Adolf Schulte became the first ace in the squadron, on 24 March 1917. Three of the squadron's commanders, Adolf von Tutschek, Victor Shobinger, and Hermann Becker, were notable as aces as well as Staffelnführer. Also notable among the unit's fourteen aces were: Ulrich Neckel, winner of the Pour le Merite and Iron Cross; Reinhold Jörke, another Iron Cross awardee; and Paul Billik, an Iron Cross and Hohenzollern winner who was the highest scoring ace to be denied a Pour le Merite.

==Aircraft==

Jasta 12 operated Fokker D.I, Albatros D.III, Fokker Dr.I, and Fokker D.VII fighter aircraft. Originally, the common squadron paint scheme was black tails and rear fuselages with white propeller spinners and/or engine cowlings.

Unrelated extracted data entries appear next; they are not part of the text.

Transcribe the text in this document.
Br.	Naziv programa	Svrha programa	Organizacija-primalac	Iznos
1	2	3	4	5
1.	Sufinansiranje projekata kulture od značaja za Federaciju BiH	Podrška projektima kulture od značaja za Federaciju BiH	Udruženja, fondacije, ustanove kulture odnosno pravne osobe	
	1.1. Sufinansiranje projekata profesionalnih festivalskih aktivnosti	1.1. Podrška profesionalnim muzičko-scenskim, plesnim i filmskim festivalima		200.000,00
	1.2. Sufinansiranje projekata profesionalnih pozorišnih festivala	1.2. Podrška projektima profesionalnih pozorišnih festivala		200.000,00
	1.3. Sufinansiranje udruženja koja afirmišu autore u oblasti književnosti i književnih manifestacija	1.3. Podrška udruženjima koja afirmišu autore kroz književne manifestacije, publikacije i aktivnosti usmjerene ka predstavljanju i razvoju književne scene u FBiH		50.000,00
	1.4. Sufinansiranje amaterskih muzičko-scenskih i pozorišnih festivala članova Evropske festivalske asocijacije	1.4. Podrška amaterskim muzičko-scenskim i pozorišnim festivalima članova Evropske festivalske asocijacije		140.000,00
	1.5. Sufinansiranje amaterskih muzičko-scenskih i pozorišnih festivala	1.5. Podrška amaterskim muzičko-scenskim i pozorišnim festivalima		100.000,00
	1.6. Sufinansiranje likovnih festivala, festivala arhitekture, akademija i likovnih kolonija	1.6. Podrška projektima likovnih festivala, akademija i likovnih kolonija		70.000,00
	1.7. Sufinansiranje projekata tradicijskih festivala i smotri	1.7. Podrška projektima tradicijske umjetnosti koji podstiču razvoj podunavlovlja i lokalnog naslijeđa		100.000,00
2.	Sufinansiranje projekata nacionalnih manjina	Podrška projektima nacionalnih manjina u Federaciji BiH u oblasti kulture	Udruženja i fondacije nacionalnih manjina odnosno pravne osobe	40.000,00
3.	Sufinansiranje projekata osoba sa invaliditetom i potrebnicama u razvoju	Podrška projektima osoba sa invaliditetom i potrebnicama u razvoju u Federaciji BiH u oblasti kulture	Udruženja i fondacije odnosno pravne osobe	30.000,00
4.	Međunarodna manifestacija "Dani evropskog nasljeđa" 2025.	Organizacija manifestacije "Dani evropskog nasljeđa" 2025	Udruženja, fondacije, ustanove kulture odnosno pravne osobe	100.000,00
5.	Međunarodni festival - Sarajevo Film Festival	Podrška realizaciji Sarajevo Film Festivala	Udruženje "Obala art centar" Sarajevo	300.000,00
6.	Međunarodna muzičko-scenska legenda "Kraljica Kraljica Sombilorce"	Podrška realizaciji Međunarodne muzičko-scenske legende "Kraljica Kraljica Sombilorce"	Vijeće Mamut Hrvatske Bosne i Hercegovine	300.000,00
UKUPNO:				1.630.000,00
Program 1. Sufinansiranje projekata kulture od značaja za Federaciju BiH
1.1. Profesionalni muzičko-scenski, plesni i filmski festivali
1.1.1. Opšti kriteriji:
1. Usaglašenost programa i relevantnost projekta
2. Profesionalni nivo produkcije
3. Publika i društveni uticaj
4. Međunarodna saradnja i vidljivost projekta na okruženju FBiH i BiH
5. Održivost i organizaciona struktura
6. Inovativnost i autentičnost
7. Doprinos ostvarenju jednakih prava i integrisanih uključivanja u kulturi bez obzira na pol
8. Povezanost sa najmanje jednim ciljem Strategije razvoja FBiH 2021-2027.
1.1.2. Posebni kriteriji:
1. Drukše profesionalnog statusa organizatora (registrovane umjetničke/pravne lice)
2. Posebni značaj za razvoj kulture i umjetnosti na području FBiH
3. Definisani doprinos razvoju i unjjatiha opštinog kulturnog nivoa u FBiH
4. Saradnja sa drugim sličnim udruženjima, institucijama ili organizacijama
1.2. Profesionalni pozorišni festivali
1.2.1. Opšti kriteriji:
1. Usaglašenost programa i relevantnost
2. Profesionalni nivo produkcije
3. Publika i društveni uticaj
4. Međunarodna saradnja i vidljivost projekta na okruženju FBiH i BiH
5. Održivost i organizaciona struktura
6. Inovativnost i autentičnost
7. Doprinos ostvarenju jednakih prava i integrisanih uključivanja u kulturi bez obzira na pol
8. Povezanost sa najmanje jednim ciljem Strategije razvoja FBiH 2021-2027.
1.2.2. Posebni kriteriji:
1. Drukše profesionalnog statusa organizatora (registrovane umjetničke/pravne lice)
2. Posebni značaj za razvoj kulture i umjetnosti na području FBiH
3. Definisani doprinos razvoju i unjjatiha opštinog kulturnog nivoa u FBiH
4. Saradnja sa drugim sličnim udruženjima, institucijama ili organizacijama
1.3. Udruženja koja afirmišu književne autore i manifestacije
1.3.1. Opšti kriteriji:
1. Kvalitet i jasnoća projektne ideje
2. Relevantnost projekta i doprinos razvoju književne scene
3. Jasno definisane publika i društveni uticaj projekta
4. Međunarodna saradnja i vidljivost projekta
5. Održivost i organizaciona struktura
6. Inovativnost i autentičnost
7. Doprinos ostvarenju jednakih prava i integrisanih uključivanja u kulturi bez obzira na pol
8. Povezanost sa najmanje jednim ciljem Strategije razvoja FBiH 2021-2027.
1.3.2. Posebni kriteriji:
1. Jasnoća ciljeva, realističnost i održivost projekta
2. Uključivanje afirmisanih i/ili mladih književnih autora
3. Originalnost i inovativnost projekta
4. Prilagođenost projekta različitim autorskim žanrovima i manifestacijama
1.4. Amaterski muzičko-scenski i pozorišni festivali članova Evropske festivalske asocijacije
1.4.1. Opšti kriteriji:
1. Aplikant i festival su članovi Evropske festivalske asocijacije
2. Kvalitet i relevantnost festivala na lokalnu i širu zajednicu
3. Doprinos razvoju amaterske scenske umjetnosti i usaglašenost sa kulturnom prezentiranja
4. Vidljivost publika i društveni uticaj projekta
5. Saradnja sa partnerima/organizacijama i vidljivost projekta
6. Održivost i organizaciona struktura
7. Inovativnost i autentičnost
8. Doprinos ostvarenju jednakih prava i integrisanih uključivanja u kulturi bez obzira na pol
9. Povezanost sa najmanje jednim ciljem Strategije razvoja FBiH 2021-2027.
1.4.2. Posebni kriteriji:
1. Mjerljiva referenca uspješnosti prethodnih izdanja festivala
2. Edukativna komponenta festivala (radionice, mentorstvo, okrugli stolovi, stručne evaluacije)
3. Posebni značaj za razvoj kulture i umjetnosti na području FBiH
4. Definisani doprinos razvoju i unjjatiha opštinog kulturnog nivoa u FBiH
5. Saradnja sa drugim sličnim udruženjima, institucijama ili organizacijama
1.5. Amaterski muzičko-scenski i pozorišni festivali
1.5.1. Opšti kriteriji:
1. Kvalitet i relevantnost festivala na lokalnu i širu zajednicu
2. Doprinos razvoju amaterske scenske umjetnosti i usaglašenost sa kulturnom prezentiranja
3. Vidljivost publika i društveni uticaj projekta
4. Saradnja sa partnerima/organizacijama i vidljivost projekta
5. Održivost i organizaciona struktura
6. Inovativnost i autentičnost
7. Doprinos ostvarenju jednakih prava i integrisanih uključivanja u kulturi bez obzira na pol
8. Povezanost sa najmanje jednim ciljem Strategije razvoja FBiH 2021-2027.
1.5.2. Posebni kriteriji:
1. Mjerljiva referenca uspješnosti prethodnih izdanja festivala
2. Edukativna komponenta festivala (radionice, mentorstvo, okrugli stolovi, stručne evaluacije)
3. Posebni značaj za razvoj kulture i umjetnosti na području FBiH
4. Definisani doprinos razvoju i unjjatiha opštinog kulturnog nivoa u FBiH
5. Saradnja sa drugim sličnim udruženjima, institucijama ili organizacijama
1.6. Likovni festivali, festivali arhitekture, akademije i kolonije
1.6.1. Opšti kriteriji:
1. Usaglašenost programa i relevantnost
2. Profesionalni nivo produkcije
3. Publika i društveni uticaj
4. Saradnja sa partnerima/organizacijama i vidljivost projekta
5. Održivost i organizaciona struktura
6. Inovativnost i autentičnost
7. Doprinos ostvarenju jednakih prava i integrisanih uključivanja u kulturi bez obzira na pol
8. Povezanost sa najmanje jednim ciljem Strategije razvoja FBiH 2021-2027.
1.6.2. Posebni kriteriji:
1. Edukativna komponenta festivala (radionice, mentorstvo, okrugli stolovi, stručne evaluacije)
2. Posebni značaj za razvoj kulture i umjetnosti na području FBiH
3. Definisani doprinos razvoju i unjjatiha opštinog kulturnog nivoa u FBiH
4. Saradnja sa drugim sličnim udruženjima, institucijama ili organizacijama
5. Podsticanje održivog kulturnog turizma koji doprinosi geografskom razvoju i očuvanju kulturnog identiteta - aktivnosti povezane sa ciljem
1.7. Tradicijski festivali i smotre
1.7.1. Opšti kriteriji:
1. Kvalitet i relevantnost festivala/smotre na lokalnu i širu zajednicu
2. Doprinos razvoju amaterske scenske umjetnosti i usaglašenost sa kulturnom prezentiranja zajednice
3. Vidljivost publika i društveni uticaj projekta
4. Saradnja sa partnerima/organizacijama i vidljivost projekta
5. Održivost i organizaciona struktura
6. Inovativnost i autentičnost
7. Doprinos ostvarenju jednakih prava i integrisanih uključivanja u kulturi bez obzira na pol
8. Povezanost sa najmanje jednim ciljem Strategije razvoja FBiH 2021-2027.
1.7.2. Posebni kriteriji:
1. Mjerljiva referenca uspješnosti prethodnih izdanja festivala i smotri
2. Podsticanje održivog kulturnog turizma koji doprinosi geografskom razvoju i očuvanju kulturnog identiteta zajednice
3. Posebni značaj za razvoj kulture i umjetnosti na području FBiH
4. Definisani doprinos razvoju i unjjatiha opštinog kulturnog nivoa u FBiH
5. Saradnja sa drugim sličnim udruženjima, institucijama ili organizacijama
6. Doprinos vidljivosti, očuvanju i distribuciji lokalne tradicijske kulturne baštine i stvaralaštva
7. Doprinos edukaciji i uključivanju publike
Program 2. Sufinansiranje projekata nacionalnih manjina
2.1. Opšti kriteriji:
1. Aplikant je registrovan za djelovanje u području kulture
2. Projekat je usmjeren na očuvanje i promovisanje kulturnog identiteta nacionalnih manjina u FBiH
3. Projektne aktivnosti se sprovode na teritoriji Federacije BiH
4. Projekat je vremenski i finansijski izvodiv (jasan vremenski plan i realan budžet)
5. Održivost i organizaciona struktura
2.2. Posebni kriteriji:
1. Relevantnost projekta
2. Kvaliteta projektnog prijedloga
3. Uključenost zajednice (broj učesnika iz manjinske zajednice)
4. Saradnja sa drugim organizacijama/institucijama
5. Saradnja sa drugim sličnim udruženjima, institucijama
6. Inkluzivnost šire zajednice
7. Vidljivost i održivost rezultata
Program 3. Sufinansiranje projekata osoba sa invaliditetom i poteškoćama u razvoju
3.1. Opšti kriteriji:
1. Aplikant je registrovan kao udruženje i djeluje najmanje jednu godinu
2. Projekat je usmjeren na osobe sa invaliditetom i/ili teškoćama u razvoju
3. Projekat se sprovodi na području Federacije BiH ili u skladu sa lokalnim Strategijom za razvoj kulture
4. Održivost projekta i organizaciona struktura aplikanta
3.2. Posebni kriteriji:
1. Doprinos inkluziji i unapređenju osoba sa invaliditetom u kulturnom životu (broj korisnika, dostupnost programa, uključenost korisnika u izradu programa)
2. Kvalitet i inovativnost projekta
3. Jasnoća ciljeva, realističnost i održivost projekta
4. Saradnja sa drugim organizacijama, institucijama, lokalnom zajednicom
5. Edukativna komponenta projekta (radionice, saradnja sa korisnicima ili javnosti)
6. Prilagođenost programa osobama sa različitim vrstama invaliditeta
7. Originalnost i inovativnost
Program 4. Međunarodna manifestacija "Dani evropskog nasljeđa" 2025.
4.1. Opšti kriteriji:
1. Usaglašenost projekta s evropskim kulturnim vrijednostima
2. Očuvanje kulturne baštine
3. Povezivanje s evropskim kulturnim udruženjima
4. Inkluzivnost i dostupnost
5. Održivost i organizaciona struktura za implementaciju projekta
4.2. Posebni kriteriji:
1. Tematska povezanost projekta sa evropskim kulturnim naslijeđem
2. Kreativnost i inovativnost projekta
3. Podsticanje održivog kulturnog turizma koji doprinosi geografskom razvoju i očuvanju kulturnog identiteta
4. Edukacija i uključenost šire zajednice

Jasta 12 joined Jagdgeschwader II in February 1918. Identifiable by serial number or pilot insignia, these are some of the aircraft known to have served with the squadron:
- Two Albatros D.Vs
- Five Fokker Dr.Is
- Three Fokker D.VIIs
- One Halberstadt CL.II
- One Pfalz D.III
- One Siemens-Schuckert D.III
- One Siemens-Schuckert D.IV

However, during 1918, aircraft were in short supply despite JG II's hoarding of worn Fokker Dr.I triplanes. The withdrawal of newly issued Siemens-Schuckert D.IIIs led to shortages. In the worst instance, on 26 May 1918, Jasta 19 was temporarily grounded because it had no aircraft.

==Operations==

Jasta 12 was formed in support of 7th Armee. On 4 November 1916, it was transferred to the 1st Armee sector. On 26 January 1917, it moved to service in the Armee-Abteilung A Sector. Shortly thereafter, it moved back to support of 1st Armee. Jasta 12 was one of the squadrons forming Jagdgeschwader II on 2 February 1918, joining Jasta 13, Jasta 15, and Jasta 19 in the new fighter wing.